Pronto! Um indivíduo (alguém qualquer) tornou-se uma pessoa (alguém amado). Percebi que hoje (época de intensa comunicação) vivemos num tempo em que há um “paroxismo de quantificação”: x morreram no Iraque, y na guerra do tráfico no Rio de Janeiro, z na enchente ocorrida na China, 120 milhões nos regimes comunistas da Rússia e da China, 7 milhões nos campos nazistas... Quase duzentos no vôo 3054 da TAM.
Comovido após ler o texto de Corção, fui buscar na internet informações para escrever essa crônica. Na busca, achei a lista das vítimas do terrível desastre e comecei a lê-la. De repente, comecei a chorar, literalmente a chorar: indivíduos - através de fotos e relatos - tinham se transformado em pessoas.

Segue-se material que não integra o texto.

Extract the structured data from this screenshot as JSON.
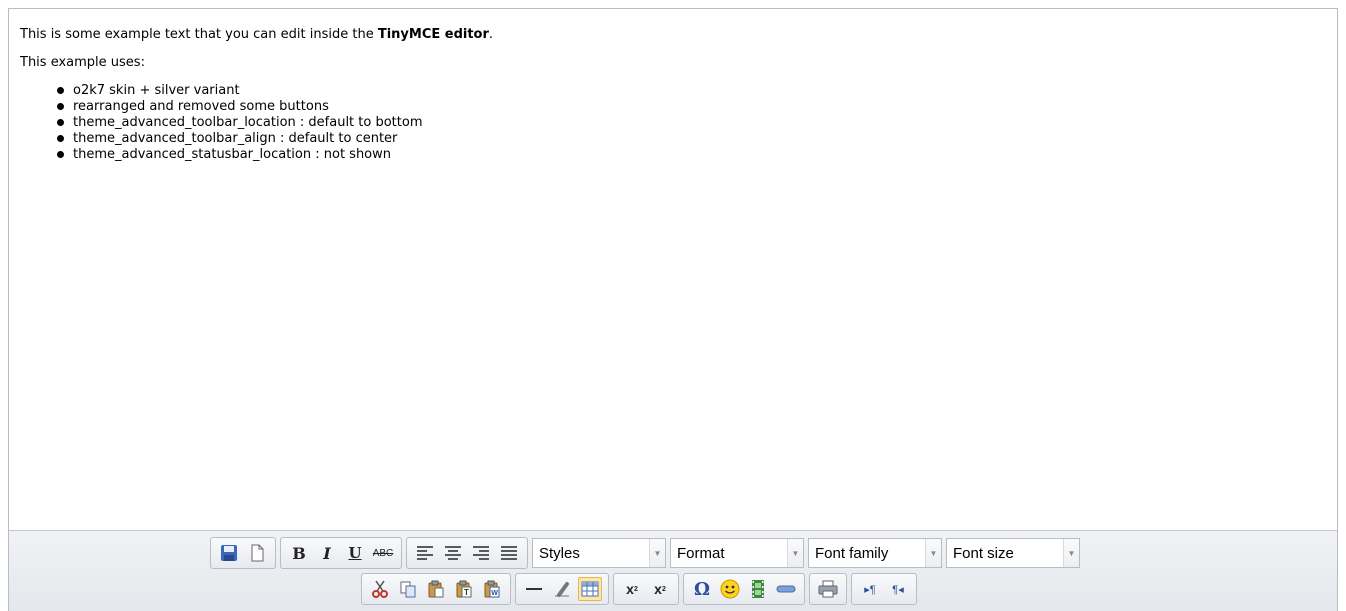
{
  "content": {
    "para1": {
      "prefix": "This is some example text that you can edit inside the ",
      "bold": "TinyMCE editor",
      "suffix": "."
    },
    "para2": "This example uses:",
    "list": [
      "o2k7 skin + silver variant",
      "rearranged and removed some buttons",
      "theme_advanced_toolbar_location : default to bottom",
      "theme_advanced_toolbar_align : default to center",
      "theme_advanced_statusbar_location : not shown"
    ]
  },
  "toolbar": {
    "styles_label": "Styles",
    "format_label": "Format",
    "fontfamily_label": "Font family",
    "fontsize_label": "Font size",
    "bold_glyph": "B",
    "italic_glyph": "I",
    "underline_glyph": "U",
    "strike_glyph": "ABC",
    "subscript_glyph": "x",
    "superscript_glyph": "x",
    "sub_mark": "2",
    "sup_mark": "2",
    "charmap_glyph": "Ω",
    "ltr_glyph": "▸¶",
    "rtl_glyph": "¶◂"
  },
  "icons": [
    "save-icon",
    "new-document-icon",
    "cut-icon",
    "copy-icon",
    "paste-icon",
    "paste-text-icon",
    "paste-word-icon",
    "horizontal-rule-icon",
    "remove-format-icon",
    "table-icon",
    "charmap-icon",
    "emotions-icon",
    "media-icon",
    "advhr-icon",
    "print-icon",
    "ltr-icon",
    "rtl-icon"
  ],
  "colors": {
    "border": "#b9bcc3",
    "toolbar_bg": "#e9ecef",
    "active_button": "#ffe6a6"
  }
}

quarta-feira, julho 11, 2007

Minhas obsessões

Nelson Rodrigues dizia que o homem é o conjunto de suas obsessões. E como gosto de parar e pensar em frases que por algum motivo me chamam a atenção parei e pensei nas coisas pelas quais sou obcecado. Este foi - devo reconhecer - um exercício interessantíssimo, porque de fato este é um caminho para se entender minimamente a pessoa na qual nos tornamos.
Muito bem. Agora chegou a hora, pois, de revelar o tipo de ser humano – ou melhor dizendo, de obcecado - que me tornei nestes vinte e tantos anos de vida. Sou obcecado por...frases. Mas não por qualquer frase, como já disse acima; a frase tem que cutucar, tem que remexer, tem que fuçar em algo dentro da minha existência. A frase, na verdade, é um mero comboio de palavras que, juntas, nos trazem um carregamento de idéias, de possíveis verdades, de elucidações a respeito do que ocorre em nossas vidas.
Sinto-me fisicamente bem quando leio ou escuto uma dessas tais frases. Mas não encarem essa obsessão como uma vã erudição. Não é nada disso. As utilizo de forma clínica, tópica, até mesmo de forma preventiva, depois de examinar as atitudes que tive. Exemplificarei.
Quando relembro momentos em que, discutindo algo, falei alguma grande besteira, uma daquelas barbaridades de pesar a consciência, penso em um ditado chinês que diz: “Temos dois ouvidos e uma boca, devemos usá-los nessa proporção.”.
Vejam vocês o peso da verdade carregada nesta frase. Nós falamos demais a respeito de coisas que conhecemos de menos. O Mundo, a existência, a humanidade são tão mais vastos que nós e nós, sentados no trono de nossas existências falamos pelos cotovelos a respeito de tudo e de todos. Na vida, realmente temos que aprender a mais aprender do que ensinar.
Aí vai outro exemplo: sabem naqueles dias em que tudo parece sem graça, sem sal, sem sabor; aqueles em que o mundo parece acinzentado, chocho; aqueles em que andamos sem rumo, sem norte; aqueles em que temos vontade de dar uma banana pra tudo e pra todos, voltar pra cama, se enfiar em baixo da coberta, torcendo para que aquela sensação passe logo? Pois bem, quando essa sensação me invade, saco logo da minha farmácia de frases e recito em voz alta meu querido Nelson Rodrigues: “Nada no mundo é intranscendente.”.
Ora, o que eu entendo com essa frase é o seguinte: “Meu filho, levanta-te e anda! Vai olhar pro mundo, pros teus semelhantes, pros teus próximos, pros cães vadios na rua, pros ônibus passando, pras missas sendo rezadas, pros cultos sendo feitos, pros velórios, pros hospitais, pros casais nas ruas, pros solteiros de cabeça baixa, pros casamentos sendo realizados, pros jardins públicos ainda bem cuidados, pras casas e prédios escondendo segredos...! Vai! Vai que de chocho, seu bocó, o mundo não tem nada!”.
E há ainda, para terminar, uma das frases que eu mais gosto. Ela está na Bíblia, no livro Romanos 3:10 e me ajuda a nos entender, a entender nossa conturbada História e a enxergar a necessidade dos que são santos : “Como está escrito: Não há um justo, nem um sequer.”.